Will Apple’s ad block kill display?
While publishers have stood up against AdBlock Plus, Germany’s online ad blocking software, tension could build up in the coming months with a whole different player. Apple is reportedly preparing an update to its Safari browser which, in the next version of iOS, would offer developers the ability to hide certain advertisements, the publication ofa document for developers.
Safari, the first browser on mobiles and tablets
The public’s enthusiasm for this type of solution has continued to grow. Enough to annoy the big players in the sector since Adobe and PageFair do not hesitate to talk about $ 21.8 billion in advertising revenue losses this year, in a recent study, to sound the alarm bells in the face of this tidal wave. -tidal. In the end, in June 2015, the various software already had 198 million monthly active users, according to the same study, against 121 million in January 2014.
Thus, the small update from the firm to the apple could rekindle tensions by tipping a major player in thead blocking. Apple’s browser had a 54.83% mobile and tablet market share in July, according to Net Applications. If the trend continues, advertisers and publishers could therefore be forced to opt for advertising formats other than the display, such as branded content for example, or review their models But why this new option when the Cupertino group has often sought to approach publishers?
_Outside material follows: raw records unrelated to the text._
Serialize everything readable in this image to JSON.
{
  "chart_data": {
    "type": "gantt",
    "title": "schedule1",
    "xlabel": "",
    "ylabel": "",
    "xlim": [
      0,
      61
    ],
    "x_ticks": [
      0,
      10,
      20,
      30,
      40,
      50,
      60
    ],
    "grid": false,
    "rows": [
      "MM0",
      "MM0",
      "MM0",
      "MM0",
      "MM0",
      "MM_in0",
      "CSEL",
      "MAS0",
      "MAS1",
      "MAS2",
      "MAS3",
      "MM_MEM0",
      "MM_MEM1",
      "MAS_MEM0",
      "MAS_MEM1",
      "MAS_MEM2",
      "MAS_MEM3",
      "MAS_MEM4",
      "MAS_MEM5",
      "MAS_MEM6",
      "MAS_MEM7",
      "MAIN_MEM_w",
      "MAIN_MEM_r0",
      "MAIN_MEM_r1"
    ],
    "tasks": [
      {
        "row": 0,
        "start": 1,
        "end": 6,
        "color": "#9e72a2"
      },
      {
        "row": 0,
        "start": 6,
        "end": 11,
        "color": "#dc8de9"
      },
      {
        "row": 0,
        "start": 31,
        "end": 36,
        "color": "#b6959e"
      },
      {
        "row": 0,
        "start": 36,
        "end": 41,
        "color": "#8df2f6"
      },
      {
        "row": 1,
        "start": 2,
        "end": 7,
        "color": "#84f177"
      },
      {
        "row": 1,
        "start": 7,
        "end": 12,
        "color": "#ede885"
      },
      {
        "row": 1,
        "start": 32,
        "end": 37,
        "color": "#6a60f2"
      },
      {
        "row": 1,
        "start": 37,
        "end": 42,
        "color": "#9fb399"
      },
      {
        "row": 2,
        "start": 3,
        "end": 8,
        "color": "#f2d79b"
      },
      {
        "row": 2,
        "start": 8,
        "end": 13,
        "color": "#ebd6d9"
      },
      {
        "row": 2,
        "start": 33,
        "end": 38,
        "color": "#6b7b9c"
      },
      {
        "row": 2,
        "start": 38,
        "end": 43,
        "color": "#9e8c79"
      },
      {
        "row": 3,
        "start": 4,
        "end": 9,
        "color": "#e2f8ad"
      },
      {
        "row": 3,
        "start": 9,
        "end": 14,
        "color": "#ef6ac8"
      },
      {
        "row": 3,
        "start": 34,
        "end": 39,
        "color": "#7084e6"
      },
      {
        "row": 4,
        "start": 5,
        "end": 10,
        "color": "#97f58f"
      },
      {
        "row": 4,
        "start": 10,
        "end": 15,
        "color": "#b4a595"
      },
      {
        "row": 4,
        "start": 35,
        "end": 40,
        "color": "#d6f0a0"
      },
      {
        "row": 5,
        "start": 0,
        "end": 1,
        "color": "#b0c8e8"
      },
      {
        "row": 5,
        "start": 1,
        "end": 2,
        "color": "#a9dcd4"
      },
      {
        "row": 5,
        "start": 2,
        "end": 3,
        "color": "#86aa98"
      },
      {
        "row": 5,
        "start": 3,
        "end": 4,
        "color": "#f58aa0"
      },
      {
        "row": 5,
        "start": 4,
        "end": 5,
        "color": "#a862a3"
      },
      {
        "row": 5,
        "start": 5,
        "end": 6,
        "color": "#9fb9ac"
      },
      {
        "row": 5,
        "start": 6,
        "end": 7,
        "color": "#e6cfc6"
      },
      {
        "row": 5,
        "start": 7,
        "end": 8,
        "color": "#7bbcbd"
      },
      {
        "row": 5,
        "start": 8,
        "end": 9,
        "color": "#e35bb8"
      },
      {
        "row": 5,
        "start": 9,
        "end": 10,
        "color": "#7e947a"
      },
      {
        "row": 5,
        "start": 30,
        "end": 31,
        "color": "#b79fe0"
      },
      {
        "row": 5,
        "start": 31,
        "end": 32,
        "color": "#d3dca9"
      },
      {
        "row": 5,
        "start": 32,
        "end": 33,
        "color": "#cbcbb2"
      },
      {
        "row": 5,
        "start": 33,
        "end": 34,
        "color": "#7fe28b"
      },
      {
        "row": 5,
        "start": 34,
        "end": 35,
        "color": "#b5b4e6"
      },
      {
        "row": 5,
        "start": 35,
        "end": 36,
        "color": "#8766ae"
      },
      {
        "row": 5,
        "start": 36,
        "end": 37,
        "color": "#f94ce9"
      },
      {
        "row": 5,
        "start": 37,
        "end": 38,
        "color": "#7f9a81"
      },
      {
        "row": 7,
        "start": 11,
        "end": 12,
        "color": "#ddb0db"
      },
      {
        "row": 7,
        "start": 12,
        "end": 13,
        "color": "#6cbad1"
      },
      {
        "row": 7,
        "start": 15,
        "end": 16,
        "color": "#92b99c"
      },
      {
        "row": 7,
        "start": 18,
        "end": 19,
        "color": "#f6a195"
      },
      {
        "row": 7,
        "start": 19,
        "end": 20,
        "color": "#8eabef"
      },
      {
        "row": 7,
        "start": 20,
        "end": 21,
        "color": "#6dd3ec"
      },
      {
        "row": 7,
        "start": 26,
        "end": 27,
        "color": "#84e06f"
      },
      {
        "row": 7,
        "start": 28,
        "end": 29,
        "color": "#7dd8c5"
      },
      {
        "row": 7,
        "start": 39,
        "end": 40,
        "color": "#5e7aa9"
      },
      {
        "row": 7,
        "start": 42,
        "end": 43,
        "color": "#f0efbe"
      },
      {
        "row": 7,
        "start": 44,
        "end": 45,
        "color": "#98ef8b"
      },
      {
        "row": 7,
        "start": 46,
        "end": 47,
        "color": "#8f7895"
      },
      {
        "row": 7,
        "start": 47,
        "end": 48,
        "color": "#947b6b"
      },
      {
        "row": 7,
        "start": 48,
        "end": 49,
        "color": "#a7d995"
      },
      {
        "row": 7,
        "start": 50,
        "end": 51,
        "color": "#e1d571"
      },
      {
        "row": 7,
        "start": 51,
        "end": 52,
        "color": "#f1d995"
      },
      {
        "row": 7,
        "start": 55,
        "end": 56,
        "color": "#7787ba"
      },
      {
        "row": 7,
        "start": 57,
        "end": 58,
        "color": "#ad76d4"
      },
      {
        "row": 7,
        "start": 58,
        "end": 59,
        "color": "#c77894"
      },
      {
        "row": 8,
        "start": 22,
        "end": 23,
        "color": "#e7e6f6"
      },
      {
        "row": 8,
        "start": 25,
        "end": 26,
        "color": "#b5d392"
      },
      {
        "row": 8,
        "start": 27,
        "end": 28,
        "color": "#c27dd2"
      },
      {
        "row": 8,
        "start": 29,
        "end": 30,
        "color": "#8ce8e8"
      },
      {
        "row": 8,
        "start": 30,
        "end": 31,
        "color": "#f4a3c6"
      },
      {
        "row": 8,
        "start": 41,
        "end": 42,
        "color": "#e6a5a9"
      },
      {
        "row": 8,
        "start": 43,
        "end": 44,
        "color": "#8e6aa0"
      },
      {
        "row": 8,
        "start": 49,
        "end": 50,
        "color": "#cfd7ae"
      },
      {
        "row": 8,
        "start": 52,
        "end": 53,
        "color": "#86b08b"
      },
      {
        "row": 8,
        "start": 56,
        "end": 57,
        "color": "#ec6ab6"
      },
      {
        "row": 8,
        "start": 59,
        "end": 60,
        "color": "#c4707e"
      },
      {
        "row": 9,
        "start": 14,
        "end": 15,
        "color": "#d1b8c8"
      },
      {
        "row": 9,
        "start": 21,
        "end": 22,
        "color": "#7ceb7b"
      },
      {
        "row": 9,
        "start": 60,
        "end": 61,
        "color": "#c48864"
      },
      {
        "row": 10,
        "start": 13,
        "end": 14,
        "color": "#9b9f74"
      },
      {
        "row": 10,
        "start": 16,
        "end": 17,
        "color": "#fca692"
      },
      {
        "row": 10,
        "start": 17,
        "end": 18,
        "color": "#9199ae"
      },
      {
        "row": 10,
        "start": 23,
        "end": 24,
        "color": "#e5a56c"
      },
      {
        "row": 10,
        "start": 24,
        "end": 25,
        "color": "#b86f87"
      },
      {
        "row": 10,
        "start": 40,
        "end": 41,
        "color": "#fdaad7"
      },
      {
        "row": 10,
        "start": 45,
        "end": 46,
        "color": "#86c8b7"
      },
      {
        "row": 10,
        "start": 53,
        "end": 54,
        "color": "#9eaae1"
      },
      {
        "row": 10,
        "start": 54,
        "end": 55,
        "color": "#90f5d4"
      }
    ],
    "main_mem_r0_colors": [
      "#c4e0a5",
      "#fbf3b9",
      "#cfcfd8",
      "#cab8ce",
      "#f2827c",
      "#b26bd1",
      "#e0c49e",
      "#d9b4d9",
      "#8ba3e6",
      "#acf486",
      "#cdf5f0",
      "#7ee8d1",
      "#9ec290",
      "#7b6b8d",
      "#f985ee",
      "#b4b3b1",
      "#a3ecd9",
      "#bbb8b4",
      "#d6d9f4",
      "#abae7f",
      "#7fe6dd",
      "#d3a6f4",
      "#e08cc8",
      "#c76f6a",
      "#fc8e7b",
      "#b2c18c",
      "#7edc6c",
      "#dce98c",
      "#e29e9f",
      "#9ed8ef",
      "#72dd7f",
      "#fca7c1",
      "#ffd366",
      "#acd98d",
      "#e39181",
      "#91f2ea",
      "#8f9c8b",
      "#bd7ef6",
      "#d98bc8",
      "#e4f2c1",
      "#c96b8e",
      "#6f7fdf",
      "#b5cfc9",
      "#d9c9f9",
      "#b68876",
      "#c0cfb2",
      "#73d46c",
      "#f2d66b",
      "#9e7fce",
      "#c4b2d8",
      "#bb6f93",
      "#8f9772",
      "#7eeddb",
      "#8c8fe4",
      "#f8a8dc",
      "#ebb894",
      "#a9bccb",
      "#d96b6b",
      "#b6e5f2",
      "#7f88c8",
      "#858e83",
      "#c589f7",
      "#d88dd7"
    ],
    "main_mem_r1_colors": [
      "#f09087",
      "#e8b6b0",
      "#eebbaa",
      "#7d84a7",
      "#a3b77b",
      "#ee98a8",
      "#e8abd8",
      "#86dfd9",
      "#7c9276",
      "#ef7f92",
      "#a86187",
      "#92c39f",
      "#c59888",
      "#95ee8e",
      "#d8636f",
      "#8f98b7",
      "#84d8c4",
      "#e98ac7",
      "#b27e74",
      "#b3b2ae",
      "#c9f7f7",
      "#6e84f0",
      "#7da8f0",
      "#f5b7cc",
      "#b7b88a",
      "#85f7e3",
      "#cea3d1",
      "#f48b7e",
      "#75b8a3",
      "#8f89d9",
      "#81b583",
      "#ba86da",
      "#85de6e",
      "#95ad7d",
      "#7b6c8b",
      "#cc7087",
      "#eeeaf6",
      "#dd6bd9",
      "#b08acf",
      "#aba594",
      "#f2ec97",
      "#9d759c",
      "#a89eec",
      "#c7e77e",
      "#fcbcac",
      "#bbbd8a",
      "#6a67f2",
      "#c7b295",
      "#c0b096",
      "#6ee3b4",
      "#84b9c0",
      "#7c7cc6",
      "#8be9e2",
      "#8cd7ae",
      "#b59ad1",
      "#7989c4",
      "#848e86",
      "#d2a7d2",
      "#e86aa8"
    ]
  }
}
Tim Cook: “You are not our product“
Suggest a ad block directly on its browser offers a new selling point to the apple company against Android, the mobile operating system from Google which should equip 81.1% of new smartphones sold this year, according to the IDC firm, compared to 15.6% for iOS. Tim Cook, the CEO of Apple, wants to play the privacy card against Google.
Without naming the Mountain View firm directly, Tim Cook said last year in an interview with American television: “Our model is based on the sale of products. Our model is not based on having information about you. You are not our product“. One way to clarify that the company does not market the data it collects on its users to remunerate itself in exchange for free services.